My sermon Sunday is on Sovereignty from Isaiah 45. Some people shy away from that topic. Some stare at you like you are a two-headed monster. Others glaze over. And some are “right there” with you. They like the challenge of trying to delve deeper into that mystery.

There are still others who question God’s sovereignty based on events which happen: the school shooting of the Amish children; Sandy Hook; the devastating tsunami of 2004; earthquakes and other natural disasters. They leave unanswered questions…questions which will remain unanswered because of our limited ability to comprehend the infinite.

This topic is a deep one, one which certainly will not be answered in one sitting. As always I’d appreciate your prayers for me and for the folks who are here…so all may have clarity.

 

Awesome!!

Thursday, November 3rd, 2016

captured

A couple of years ago our grandson, Braden, was visiting with us when The Lego Movie made its debut.
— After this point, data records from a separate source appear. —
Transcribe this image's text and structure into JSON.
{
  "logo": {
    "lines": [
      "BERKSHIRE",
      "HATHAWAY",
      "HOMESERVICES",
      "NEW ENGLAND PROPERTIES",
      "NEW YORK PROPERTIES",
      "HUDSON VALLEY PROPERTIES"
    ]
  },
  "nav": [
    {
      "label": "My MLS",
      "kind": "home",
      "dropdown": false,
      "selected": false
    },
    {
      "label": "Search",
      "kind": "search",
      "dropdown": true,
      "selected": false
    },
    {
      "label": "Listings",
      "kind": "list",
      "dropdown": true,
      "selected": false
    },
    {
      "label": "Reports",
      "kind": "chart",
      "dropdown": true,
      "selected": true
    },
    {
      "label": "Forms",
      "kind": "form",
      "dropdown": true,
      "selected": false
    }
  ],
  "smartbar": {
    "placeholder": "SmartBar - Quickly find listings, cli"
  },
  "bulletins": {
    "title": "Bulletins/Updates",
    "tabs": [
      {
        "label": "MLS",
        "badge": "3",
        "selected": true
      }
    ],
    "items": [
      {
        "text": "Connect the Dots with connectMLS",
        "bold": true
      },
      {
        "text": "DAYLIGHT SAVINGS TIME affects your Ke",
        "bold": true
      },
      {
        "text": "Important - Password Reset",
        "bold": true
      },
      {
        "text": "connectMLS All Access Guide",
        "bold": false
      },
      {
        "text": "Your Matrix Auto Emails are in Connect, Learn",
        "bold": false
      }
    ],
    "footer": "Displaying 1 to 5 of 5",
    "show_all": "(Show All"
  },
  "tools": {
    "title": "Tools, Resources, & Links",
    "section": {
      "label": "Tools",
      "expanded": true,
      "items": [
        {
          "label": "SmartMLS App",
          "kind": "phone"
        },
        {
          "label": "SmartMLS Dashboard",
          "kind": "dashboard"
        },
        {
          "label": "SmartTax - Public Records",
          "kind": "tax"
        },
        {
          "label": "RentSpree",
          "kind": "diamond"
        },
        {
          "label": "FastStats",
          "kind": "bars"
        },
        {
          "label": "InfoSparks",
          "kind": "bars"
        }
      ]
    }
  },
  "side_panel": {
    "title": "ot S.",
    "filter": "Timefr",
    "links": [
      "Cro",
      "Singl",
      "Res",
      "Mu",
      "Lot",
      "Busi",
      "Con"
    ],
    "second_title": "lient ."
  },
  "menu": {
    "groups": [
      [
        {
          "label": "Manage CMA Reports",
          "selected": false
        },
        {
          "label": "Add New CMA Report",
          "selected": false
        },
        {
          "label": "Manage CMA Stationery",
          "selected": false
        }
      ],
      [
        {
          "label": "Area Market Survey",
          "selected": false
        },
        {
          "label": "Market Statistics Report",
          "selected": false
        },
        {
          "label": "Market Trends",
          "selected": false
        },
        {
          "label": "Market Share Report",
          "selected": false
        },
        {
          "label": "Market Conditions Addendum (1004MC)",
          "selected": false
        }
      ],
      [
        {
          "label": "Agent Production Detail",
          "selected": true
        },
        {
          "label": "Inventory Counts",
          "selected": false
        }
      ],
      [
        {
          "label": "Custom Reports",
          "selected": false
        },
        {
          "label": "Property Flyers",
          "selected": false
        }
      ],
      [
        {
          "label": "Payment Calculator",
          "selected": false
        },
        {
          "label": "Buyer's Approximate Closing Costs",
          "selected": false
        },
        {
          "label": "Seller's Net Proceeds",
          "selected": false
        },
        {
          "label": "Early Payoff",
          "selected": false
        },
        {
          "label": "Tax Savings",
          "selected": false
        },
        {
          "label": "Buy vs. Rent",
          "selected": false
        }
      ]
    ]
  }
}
Trust me when I say him being here was the only reason I would go. The theme song was heard over and over and over..ad infinitum, ad nauseum in the movie and the radio: “Everything is Awesome!” Other than the fact I sat through the movie with him and found it a tad bit better than I thought it would be (if you were a child), that song was absolutely annoying. On several fronts actually. First, it is annoying because it was played soooooo much and I could hear kids singing it. Second, and this is the real kicker, it simply is not true.
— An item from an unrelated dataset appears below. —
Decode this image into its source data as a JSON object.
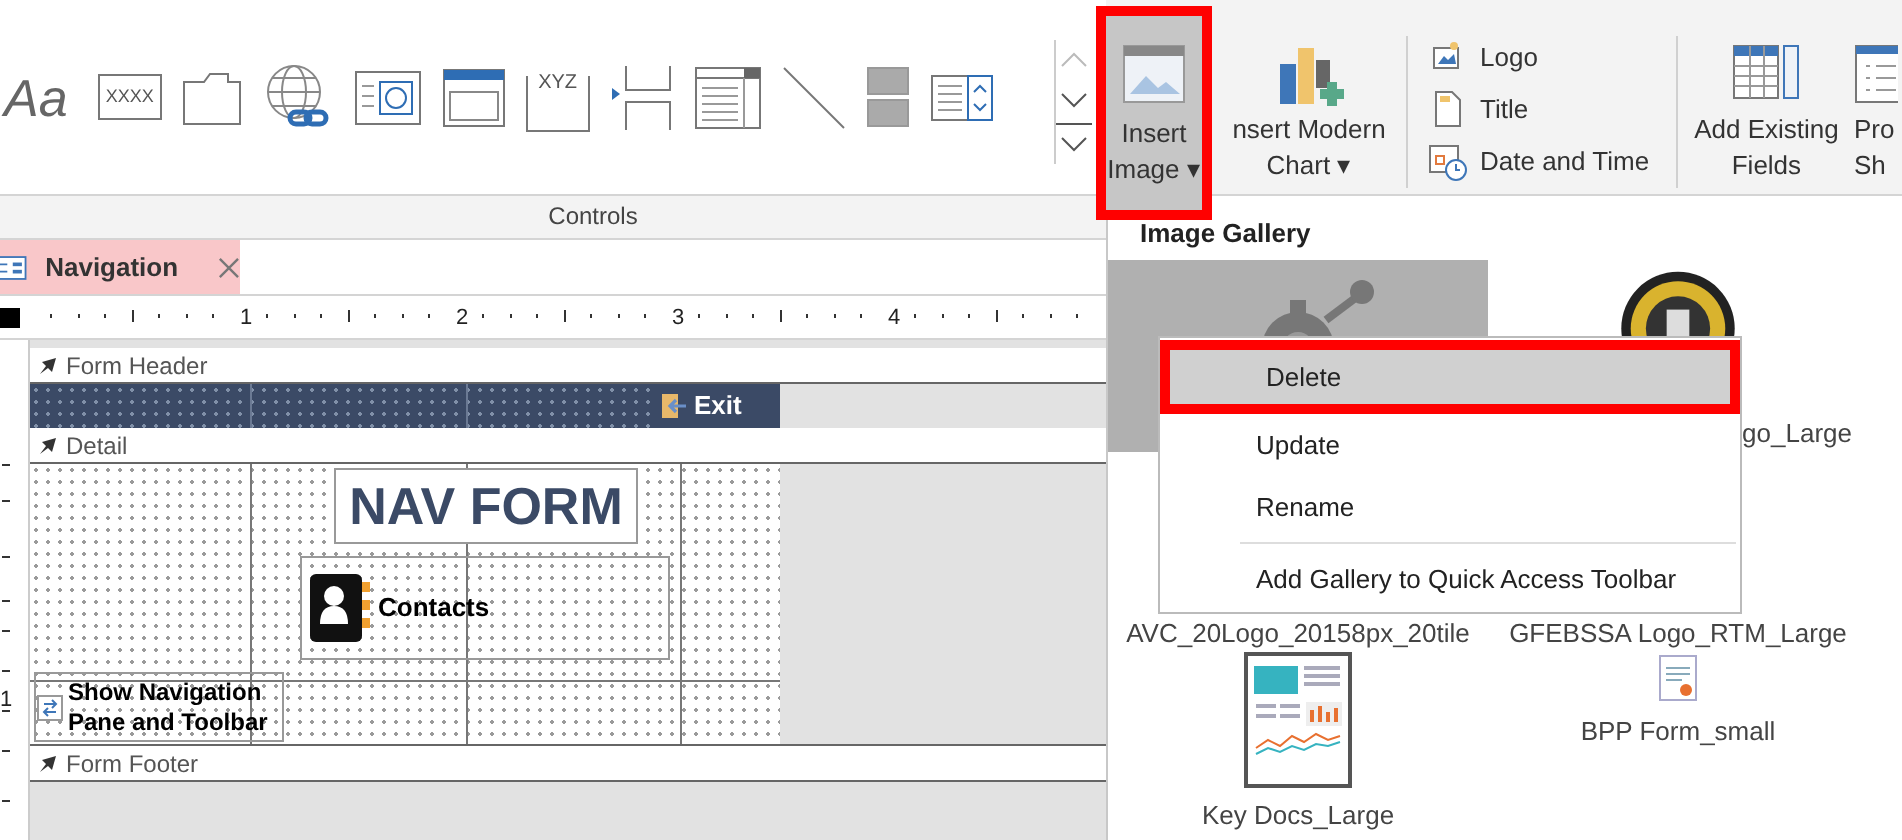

While I am not a scrooge and understand a childhood song more than I care to admit, everything is not awesome. Seriously? Everything is awesome? Do I really need to go into things which are not?

So here is my thinking: Everything is not awesome; God is. My problem, I think, comes from the fact we have over-trivialized the word. “Mom, these cookies are awesome!” “Awesome sermon today, Bill!” (Really? You say that every week). Then we sing, “Our God is an awesome God,” and wonder why things fall flat.

My sermon this is week is Captured by God’s Awesomeness. I plan to spend time on the idea that God is truly the Awesome One.